Moving in a Yuasa tempo, the story is quite crammed all the same. It comes down to a part-time wrestler, Maskman, having to fight the woman of his dreams to earn money for his orphanage's restoration. Although unable to see beyond her mask, he is infatuated with his adversary, and crippled by his desire to receive a stout pounding from her. Incidentally, the orphanage has just hired a young nun ('majored in psychology with a minor in mind-control') who may also take an interest in wrestling.
Of course, the story isn't the point here. This is Yuasa showcasing how he can stretch the limits of animation. You can discuss all you like whether such a thing is 'style over substance' or 'style as substance', but there is no denying "Kick-Heart" is eye-popping. The animators go wild here, and it is hard not to be caught up in the fun they are clearly having.

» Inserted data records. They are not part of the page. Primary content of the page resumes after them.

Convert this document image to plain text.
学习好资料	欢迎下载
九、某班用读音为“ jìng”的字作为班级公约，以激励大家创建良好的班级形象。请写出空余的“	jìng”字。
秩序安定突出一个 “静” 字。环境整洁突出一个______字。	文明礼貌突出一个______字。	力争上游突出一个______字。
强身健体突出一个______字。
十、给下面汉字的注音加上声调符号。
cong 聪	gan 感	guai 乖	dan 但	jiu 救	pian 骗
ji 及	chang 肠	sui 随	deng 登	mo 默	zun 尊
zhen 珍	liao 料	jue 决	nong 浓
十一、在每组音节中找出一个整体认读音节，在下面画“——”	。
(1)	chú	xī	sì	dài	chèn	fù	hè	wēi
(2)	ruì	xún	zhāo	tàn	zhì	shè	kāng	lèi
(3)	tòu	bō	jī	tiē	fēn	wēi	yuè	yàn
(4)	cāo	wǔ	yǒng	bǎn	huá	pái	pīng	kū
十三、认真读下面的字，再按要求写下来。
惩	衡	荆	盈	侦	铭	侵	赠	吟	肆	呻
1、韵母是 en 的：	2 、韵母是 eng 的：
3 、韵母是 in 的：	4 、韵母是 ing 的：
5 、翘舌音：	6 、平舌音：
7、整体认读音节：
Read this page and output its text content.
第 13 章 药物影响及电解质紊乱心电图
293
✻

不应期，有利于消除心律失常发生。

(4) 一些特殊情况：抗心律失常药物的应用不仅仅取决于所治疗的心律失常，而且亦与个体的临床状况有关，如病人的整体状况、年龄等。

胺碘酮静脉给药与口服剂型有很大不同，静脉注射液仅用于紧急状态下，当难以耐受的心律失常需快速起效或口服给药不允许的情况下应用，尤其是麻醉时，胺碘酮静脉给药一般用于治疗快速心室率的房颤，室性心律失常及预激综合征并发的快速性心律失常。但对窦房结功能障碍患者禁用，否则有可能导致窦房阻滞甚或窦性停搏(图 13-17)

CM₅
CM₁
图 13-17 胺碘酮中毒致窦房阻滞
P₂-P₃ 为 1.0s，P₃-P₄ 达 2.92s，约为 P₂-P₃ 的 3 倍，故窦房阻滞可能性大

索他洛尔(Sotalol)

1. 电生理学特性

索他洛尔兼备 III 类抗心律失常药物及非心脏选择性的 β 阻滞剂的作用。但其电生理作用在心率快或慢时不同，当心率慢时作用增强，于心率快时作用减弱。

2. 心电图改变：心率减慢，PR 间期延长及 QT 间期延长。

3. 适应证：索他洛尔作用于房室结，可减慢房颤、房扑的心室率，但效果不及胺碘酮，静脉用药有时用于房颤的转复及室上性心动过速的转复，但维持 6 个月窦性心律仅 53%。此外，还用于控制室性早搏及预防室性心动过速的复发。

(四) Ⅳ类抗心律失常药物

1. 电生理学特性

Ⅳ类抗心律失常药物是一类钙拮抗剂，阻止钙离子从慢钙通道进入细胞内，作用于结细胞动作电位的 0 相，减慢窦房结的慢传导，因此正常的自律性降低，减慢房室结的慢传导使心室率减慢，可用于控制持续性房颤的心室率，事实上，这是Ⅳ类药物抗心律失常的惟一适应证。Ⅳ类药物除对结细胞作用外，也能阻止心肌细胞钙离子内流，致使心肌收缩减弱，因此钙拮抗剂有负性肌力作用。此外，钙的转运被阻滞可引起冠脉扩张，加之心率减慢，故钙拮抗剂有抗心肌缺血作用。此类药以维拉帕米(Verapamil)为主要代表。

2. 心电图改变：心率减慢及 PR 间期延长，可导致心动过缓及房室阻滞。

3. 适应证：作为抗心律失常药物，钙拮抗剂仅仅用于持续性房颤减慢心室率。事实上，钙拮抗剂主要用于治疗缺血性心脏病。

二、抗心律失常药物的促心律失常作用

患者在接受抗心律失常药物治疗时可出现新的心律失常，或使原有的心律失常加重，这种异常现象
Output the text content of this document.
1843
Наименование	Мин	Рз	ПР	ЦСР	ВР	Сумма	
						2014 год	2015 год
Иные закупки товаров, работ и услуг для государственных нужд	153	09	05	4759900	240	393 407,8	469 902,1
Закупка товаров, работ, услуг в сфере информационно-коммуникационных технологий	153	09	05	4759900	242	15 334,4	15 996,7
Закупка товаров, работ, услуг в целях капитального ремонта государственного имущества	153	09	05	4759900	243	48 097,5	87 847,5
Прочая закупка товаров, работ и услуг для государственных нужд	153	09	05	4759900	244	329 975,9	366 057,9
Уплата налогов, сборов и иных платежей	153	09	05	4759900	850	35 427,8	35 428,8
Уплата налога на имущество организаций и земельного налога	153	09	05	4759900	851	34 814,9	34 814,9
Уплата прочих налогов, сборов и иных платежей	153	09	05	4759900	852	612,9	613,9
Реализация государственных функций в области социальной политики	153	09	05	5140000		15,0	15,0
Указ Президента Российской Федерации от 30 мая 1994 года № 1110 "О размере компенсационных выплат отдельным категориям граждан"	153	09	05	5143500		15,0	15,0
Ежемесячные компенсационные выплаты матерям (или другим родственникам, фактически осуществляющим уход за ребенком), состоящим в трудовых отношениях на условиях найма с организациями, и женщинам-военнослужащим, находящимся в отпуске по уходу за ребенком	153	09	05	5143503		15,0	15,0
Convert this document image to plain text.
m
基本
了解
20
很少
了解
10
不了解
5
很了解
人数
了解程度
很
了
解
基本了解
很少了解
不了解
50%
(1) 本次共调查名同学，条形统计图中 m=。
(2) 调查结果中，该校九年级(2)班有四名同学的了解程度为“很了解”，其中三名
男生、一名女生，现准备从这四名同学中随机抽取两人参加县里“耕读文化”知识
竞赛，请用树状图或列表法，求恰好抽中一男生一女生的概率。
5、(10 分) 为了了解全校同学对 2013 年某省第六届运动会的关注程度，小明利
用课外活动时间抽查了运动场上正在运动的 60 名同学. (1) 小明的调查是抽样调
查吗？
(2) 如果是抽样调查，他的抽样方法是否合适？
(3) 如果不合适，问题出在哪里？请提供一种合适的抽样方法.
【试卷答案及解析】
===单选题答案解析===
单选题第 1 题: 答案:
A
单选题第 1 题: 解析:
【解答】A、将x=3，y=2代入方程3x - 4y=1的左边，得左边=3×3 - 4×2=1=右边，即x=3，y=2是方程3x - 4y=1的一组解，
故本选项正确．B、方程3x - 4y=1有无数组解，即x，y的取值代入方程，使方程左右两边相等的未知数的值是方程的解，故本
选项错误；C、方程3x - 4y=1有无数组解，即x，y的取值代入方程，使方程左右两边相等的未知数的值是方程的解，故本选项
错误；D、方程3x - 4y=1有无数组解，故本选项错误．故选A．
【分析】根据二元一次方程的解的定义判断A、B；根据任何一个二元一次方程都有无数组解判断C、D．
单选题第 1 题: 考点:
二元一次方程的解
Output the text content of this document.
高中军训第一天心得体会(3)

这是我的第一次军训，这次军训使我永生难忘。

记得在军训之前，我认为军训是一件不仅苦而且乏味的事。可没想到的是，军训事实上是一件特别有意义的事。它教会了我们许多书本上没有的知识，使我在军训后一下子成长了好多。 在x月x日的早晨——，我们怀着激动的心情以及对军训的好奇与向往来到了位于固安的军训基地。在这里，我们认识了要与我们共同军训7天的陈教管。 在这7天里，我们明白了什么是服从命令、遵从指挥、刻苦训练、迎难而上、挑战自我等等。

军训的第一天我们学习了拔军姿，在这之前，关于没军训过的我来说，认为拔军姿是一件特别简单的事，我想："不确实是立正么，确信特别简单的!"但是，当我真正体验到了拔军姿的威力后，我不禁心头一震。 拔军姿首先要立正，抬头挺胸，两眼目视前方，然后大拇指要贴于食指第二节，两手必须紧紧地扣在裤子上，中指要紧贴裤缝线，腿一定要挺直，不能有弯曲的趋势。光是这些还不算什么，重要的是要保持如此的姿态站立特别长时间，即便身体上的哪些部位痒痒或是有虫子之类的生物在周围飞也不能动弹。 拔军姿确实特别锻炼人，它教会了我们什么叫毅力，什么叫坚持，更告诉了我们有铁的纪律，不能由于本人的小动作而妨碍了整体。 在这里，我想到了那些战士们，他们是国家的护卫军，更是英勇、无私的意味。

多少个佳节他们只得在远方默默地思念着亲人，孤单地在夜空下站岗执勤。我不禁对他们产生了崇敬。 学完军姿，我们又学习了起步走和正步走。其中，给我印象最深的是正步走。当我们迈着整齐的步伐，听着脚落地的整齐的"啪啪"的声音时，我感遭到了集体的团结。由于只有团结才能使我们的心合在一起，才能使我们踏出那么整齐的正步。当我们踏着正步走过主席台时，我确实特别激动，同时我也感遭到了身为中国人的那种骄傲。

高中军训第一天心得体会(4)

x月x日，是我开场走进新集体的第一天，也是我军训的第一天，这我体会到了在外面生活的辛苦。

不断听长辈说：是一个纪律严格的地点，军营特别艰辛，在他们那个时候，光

There is a gag every fifteen to thirty seconds, and a surprising number of them land. When Maskman, shrouded by the anonymity of night, stops to buy erotica at a vending machine, it shouts 'Thank you for your purchase!' so loudly the entire neighbourhood turns its lights on. But culprit has raced away before anyone can see. Yuasa knows exactly how to pace these moments, leaving no room for awkward pauses, while waiting with his next joke just long enough to give us time to breathe.
The few hints at depth fall flat, though. It would have been better if they hadn't been included at all. There is one twenty-second flashback of Maskman's lost mother that is so half-hearted I cannot say whether it was misguided or cynical.
But such quibbles are negated by the fact that this is only a twelve-minute short. And every of its twelve minutes is stimulating. If "Kick-Heart" hardly compares to Yuasa's major works, well, it isn't one of them. Just savour the craftsmanship on offer. It remains more rewarding than some 500-episode shônen.